Usai shlat Isyak dengan sedikit dzikir dan do’a, Haji Makhtum turun dari mesjid dan pergi tanpa kata-kata. Beberapa orang masih celingukan melihat Kiai Ismail Abbas tetap khusyuk dalam sujudnya. Beberapa orang sengaja menunggu di mesjid sampai pukul sembilan malam. Tapi Kiai Ismail Abbas masih tetap khusyuk dalam sujudnya.
Konon ketua takmir datang lagi ke mesjid pukul sepuluh malam dan Kiai Ismail Abbas masih tetap khusyuk dalam sujudnya. Bahkan seolah didorong rasa khawatir, ketua takmir mendekat di belakang Kiai Ismail Abbas yang sedang sujud. Dia berpikir jangan-jangan Kiai Ismail Abbas telah meninggal dunia dalam keadaan bersujud. Tapi ternyata tidak. Kiai Ismail Abbas terdengar begitu khusyuk melafadzkan ‘ Subhana Rabiyal A’laa Wabihamdih..”

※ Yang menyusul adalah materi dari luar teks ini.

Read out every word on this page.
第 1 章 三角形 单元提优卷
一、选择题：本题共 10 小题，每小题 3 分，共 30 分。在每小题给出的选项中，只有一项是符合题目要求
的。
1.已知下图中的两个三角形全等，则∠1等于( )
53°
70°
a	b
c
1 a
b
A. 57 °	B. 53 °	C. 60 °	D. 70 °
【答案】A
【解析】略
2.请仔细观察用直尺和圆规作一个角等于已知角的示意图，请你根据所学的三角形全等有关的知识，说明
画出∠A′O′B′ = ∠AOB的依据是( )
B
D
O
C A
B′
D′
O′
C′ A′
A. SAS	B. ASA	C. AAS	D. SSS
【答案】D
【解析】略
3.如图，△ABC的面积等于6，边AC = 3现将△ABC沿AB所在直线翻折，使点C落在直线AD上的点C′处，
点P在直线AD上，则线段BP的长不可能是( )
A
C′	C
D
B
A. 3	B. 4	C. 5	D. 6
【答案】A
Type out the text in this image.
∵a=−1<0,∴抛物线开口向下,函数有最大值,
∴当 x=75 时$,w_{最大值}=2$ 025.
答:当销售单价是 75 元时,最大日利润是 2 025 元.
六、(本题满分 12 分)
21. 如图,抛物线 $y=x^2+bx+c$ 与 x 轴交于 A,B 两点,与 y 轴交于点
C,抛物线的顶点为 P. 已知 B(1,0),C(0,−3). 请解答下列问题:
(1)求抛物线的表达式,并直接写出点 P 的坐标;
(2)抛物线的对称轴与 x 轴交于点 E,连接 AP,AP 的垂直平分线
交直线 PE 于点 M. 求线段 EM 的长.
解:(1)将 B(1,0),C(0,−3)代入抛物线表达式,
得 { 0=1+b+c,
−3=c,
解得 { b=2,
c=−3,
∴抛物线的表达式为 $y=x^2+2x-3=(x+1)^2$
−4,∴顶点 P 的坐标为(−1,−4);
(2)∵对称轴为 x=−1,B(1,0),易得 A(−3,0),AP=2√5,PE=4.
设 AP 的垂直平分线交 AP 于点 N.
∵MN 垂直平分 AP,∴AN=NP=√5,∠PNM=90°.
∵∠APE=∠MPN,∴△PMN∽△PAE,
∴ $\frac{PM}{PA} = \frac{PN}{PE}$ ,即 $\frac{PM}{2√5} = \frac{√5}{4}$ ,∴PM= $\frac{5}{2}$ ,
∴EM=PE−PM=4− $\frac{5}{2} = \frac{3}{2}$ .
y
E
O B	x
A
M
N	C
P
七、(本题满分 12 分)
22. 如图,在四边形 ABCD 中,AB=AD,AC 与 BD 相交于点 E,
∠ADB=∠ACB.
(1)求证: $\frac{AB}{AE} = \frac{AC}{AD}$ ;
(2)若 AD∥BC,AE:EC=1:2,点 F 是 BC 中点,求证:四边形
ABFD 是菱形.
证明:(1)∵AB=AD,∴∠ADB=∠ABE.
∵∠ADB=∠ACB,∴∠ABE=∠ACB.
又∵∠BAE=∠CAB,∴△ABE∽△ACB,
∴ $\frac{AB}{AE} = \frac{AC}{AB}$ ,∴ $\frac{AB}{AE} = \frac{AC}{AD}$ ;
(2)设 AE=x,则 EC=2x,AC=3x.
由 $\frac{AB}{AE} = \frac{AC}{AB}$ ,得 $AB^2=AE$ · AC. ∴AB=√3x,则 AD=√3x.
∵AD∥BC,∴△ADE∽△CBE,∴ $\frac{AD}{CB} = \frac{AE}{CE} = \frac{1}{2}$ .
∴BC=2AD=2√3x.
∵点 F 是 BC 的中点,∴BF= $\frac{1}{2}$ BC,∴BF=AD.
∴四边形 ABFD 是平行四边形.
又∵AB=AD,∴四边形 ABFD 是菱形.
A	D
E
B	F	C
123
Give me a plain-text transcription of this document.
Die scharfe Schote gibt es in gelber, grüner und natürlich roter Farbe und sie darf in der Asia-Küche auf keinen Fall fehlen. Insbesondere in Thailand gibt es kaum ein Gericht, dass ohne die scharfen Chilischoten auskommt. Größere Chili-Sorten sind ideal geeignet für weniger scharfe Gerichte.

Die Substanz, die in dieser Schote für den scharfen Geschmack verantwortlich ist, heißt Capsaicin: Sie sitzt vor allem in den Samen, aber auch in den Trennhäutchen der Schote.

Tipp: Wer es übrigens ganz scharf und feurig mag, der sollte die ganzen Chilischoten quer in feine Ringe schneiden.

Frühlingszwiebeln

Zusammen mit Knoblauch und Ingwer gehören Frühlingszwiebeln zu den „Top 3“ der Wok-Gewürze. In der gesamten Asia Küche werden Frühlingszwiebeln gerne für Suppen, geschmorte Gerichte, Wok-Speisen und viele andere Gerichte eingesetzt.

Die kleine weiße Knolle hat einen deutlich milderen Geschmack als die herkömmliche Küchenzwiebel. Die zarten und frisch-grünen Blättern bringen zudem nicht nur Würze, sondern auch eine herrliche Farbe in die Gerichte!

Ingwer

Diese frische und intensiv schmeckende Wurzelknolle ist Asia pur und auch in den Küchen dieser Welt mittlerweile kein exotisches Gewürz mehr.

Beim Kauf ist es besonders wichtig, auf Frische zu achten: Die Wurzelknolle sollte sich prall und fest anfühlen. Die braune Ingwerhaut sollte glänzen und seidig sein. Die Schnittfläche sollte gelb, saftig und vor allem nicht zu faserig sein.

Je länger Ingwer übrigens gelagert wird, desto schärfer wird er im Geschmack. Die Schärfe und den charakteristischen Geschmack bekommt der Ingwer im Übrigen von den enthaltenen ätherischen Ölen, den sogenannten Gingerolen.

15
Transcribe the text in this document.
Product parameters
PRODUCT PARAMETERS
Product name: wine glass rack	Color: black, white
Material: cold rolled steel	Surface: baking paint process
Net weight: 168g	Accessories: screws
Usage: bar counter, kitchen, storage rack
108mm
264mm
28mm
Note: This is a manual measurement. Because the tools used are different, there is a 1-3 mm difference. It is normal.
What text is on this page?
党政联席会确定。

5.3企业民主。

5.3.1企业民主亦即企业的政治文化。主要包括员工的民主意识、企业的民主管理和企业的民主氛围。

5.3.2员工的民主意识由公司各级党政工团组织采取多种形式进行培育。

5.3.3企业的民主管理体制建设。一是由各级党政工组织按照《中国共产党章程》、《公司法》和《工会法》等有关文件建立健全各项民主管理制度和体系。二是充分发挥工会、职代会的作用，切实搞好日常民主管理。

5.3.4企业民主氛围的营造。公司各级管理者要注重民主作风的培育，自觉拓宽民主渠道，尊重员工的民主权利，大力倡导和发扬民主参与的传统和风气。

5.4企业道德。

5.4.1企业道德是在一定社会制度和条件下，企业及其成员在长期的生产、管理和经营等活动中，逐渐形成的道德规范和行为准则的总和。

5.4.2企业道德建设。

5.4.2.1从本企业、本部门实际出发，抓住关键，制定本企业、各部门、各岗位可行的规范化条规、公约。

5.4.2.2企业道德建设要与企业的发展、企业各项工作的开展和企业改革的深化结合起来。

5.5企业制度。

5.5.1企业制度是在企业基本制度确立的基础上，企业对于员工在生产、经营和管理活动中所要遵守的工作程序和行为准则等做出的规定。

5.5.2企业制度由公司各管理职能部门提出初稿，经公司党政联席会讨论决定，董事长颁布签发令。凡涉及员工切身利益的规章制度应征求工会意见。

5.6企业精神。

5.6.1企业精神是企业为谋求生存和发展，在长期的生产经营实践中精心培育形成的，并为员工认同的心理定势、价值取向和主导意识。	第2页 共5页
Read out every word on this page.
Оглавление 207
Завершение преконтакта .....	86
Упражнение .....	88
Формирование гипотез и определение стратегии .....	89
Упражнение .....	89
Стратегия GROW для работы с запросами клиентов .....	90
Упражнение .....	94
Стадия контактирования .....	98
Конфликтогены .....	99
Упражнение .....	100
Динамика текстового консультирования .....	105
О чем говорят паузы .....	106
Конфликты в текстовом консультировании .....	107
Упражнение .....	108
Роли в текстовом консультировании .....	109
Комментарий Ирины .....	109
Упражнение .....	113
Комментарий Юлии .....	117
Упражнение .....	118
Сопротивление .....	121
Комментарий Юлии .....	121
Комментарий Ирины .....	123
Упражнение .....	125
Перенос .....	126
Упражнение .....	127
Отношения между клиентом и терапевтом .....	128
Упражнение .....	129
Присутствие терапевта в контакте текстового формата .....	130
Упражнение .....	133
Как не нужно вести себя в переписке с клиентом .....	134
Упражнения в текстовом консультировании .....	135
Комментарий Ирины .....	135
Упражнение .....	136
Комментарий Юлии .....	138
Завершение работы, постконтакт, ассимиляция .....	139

Ketika tiba waktu subuh, sebagai muadzdzin sholat shubuh aku juga kaget sebab kujumpai Kiai Ismail Abbas masih tetap dalam sujudnya. Demikian juga jemaah sholat shubuh yang datang kemudian. Terpaksa kami mendirikan sholat subuh berjemaah di shaf bagian tengah ke belakang. Kejadian itu berlangsung terus sampai pagi hari, siang hari waktu shalat Dzuhur, shalat Ashar dan shalat Maghrib berikutnya, bahkan sampai hari berikutnya lagi. Barulah pada malam ketiga, ketika  kami baru selesai melakukan sholat Isya berjemaah di shaf tengah, Kiai Ismail Abbas tegak dari sujudnya, berdiri dan menyelesaikan empat rokaat shalat Isya yang beliau mulai tiga hari yang lalu.
Sehabis salam beliau menoleh. “Seharusnya makmum tidak mendahului  imam, “ ujar beliau pada kami.
“Maaf, Kiai.. Sholat Kiai itu sholat Isya tiga hari yang lalu..” aku menjelaskan.
Nampak beliau linglung sendiri. Aku dan Ustadz Hayyi beradu pandangan, seolah sama-sama menemukan pijaran makna tentang jawaban Haji Makhtum.